ShreyasJavahar wrote:
Hello
IanStewart, could you please weigh in on this?
1)Subcommittee has 6 members, so it can have a maximum of 3 board members.
Is my understanding correct?
I think you've reversed Statement 1; the subcommittee is chosen from the board. Since the subcommittee is at most half of the board, if the subcommittee has 6 members, the board has at least 12 members.
But this question honestly makes no sense at all, and I'd suggest test takers simply ignore it. There's only one reasonable way to interpret the meaning of the question, and under that interpretation, the answer is D. When the question asks (rephrasing it more succinctly) "Are there more than 900 subcommittees the board could choose?" then there's no reason to care what size subcommittee the board
actually chooses. We care how many options they had to begin with: how many options they had under the restriction in the stem, which tells us the subcommittee is no more than half the size of the board. So Statement 2 tells us the board has 12 members, which means they had 12C6 + 12C5 + 12C4 + 12C3 + 12C2 + 12C1 options for their subcommittee. Statement 1 tells us the board has at least 12 members (since the subcommittee is no more than half of the board), and they had at least 12C6 + 12C5 + 12C4 + 12C3 + 12C2 + 12C1 options. In both cases they had more than 900 options.

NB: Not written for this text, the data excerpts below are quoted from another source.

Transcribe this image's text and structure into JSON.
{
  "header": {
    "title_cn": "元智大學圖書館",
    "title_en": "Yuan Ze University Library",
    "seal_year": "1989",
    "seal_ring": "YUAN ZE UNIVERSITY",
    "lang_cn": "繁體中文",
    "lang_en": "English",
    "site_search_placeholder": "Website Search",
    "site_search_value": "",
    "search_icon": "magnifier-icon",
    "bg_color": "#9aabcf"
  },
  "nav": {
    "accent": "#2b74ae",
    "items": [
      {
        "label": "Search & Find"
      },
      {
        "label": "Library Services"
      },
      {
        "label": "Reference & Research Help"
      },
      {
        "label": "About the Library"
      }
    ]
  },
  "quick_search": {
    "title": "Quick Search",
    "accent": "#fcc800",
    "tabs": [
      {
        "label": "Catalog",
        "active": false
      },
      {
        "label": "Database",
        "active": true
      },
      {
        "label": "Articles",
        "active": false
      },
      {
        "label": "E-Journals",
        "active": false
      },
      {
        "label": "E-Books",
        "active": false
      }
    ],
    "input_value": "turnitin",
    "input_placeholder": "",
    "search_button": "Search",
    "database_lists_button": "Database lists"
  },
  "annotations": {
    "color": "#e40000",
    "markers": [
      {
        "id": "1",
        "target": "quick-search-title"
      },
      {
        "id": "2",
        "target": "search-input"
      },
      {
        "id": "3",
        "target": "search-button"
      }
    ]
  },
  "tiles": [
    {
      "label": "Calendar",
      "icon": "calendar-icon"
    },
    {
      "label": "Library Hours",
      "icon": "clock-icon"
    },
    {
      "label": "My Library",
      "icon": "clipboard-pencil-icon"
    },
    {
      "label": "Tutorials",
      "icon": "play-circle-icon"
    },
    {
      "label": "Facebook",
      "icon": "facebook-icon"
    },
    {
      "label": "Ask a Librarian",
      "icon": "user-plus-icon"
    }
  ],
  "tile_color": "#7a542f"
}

If the "OA" here is A, the question means something else. something completely bizarre. The question writer means to ask "once the board decides the exact size of the subcommittee, are there more than 900 combinations?" But the question doesn't say that. It only asks if the board had more than 900 options, and the only restriction we know of on how many options they have is the "no more than half" restriction from their bylaws. So the source has interpreted its own question incorrectly, and their OA is wrong. Technically, if their interpretation were valid (and it definitely is not), the answer to this question would be E, because you wouldn't know if there were some other unmentioned restrictions, in addition to the size of the subcommittee, that further constrained the number of options the board had. Maybe this board also decided only to appoint junior members to the subcommittee, say, and didn't have many options at all. No question would be fair if there could be unstated restrictions like that -- the stem alone needs to tell you how you're counting what you're asked to count.